A few years ago I woke up from a terrible nightmare of a carriage horse in the city falling down, it was just a nightmare, but it was so visceral I called Emerson and told her to drop what she was doing, we were going to Boston. We went to Boston to see the carriage horses and the people I knew who worked with them, to make sure they were all alright. On seeing this horse, we call Blitz, for the first time, Emerson broke down crying. Most of the carriage horses are kept in good condition, but he was visibly struggling. He is old, broken, covered in sores and struggling to keep the weight on. We let the workers there know that when he was ready to retire, to call me before bringing him to auction. Luckily his caring driver remembered me when the day came that he was ready to ship out.

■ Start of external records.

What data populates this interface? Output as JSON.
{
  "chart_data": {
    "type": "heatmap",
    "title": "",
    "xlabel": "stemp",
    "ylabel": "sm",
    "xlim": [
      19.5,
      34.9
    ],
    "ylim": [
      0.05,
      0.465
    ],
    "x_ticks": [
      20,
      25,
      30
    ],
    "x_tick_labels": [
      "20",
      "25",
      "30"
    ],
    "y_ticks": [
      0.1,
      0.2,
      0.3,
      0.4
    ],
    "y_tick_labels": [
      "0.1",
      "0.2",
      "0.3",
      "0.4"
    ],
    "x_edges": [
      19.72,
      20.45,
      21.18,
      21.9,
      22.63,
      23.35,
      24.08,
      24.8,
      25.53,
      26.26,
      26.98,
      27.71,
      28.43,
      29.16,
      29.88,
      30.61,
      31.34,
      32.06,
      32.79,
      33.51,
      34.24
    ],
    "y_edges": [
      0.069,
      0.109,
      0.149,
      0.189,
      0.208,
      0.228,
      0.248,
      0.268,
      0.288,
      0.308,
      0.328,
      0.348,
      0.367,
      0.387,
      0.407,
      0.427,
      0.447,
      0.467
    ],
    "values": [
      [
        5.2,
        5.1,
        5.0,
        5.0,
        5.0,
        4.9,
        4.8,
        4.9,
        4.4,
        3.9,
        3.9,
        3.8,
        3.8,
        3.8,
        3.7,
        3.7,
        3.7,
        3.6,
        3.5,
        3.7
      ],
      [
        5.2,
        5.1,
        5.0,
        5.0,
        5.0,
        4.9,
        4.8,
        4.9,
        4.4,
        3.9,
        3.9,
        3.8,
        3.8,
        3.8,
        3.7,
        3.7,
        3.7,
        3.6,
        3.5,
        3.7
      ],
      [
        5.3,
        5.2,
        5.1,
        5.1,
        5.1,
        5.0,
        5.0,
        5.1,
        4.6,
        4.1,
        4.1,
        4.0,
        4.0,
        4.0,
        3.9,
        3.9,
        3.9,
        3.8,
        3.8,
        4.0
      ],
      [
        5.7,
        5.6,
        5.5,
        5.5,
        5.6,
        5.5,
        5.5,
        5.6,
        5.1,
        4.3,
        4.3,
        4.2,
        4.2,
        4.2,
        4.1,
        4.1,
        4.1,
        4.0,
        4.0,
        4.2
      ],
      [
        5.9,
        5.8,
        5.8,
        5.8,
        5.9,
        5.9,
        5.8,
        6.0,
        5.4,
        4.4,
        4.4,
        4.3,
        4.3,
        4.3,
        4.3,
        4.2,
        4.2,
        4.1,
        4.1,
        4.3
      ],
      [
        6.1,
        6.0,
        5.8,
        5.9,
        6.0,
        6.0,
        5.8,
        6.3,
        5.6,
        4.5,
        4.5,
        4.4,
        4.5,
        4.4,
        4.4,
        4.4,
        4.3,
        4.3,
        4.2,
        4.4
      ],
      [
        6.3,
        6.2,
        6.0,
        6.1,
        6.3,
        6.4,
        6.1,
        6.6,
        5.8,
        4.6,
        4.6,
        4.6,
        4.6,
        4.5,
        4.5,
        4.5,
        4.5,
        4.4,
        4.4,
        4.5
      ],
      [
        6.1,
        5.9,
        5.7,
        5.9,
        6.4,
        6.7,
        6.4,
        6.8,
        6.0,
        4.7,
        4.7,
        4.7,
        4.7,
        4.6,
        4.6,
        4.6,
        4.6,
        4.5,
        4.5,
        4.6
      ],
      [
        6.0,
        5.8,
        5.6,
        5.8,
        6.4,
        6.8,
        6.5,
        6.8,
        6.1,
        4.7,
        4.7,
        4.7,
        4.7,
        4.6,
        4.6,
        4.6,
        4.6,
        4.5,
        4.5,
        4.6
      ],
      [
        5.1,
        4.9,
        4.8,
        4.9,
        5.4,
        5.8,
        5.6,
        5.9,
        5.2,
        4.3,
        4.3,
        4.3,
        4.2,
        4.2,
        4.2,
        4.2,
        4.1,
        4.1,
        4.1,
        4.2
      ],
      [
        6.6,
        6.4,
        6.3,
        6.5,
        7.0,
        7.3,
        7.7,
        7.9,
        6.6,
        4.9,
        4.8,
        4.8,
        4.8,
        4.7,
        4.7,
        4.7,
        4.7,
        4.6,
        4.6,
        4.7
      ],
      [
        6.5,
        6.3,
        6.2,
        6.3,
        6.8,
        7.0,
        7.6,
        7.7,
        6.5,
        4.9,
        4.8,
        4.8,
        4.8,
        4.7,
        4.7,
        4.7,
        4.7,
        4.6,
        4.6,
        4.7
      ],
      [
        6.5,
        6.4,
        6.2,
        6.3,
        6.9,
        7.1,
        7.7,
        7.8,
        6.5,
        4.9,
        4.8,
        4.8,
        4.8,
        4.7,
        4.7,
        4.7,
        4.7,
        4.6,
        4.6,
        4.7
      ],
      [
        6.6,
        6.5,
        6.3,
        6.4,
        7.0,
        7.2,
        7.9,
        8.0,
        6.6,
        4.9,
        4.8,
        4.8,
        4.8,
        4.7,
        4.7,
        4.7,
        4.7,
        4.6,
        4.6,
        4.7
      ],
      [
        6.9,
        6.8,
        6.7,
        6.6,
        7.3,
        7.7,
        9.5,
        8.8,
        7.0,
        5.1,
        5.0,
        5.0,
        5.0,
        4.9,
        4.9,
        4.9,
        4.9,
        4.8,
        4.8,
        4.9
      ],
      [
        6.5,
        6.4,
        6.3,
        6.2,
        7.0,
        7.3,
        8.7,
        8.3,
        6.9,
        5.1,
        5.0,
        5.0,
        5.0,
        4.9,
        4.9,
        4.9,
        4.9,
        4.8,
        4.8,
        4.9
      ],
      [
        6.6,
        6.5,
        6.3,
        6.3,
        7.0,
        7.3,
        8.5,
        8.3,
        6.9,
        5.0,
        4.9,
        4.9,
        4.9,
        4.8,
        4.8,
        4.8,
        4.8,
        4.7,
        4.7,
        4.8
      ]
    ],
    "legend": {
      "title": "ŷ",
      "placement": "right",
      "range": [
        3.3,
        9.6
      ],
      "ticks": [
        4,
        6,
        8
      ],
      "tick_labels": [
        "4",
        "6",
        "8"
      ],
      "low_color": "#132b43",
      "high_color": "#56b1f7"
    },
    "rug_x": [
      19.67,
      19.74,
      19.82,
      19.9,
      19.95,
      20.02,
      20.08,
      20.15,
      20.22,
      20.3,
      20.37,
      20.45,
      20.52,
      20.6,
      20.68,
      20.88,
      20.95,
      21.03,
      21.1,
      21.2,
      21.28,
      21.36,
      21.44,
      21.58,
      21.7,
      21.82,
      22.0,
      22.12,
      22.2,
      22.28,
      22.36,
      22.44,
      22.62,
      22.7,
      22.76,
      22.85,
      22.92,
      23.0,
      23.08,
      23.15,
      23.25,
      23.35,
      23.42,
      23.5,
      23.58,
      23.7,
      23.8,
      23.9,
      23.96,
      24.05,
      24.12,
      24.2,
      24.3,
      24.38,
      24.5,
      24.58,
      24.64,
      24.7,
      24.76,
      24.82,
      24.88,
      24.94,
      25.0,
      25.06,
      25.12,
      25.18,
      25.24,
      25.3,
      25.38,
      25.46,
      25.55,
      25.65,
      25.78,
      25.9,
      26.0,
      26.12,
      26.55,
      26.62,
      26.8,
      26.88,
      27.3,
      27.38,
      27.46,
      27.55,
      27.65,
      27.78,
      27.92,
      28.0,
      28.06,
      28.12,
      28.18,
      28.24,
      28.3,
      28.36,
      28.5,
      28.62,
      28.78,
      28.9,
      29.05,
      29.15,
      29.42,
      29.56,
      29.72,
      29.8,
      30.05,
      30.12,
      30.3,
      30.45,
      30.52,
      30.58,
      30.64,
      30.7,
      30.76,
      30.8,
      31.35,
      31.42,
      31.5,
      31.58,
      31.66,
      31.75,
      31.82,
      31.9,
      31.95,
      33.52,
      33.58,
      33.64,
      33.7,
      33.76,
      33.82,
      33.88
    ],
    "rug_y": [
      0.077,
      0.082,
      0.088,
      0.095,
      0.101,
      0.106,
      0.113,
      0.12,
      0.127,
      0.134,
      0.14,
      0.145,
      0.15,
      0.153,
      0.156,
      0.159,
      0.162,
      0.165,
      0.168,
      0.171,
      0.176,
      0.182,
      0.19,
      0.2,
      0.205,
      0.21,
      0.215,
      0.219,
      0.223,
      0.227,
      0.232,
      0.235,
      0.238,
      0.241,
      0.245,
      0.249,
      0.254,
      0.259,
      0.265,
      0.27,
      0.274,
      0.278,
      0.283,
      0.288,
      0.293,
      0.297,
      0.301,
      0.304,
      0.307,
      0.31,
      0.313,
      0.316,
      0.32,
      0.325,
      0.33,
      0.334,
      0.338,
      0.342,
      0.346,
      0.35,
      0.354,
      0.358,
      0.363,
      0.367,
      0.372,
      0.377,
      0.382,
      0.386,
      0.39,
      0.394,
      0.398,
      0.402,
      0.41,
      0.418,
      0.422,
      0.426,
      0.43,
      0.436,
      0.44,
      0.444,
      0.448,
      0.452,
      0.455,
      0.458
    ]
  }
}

Our barn was full when I got the phone call, we had no spare stalls and winter was rapidly approaching. We only had until Saturday to figure something out, but we all knew we had to make this work. So we went out and found a pre-built shed 12x16 and got them to deliver it before the week was up! The ponies, Punk and Marshmallow, got their own love-shack with their own little track paddock. This emptied a stall for Blitz to move in, just in the nick of time! We picked him up that weekend. While he still had some sores he was looking better than the winter when we'd seen him last, but still substantially underweight. After a thorough vet-check we discovered he's missing most of the teeth on one side of his face, explaining why it was so hard for him to keep his weight up. So now he gets soup! A mix of timothy hay pellets, beet pulp, and rice bran along with his ration balancer. He put the weight on nicely and is beginning to open up.

As Blitz settled into country life, we realized that during the time he spent in the city, he was rather shut down. He taught me a lot about how much a horse can bury their feelings, he worked very well in the city, never spooking, but he was actively not in his own mind. He was just so overwhelmed, he clocked out. Once allowed to have emotions again and express himself, he's actually, genuinely afraid of almost everything. With his blinders off (literally and figuratively) he is re-learning to experience the world. He is learning to be curious and enjoy play, rather than cautious and nervous.

He has a few wonderful young friends who are helping him learn to love life!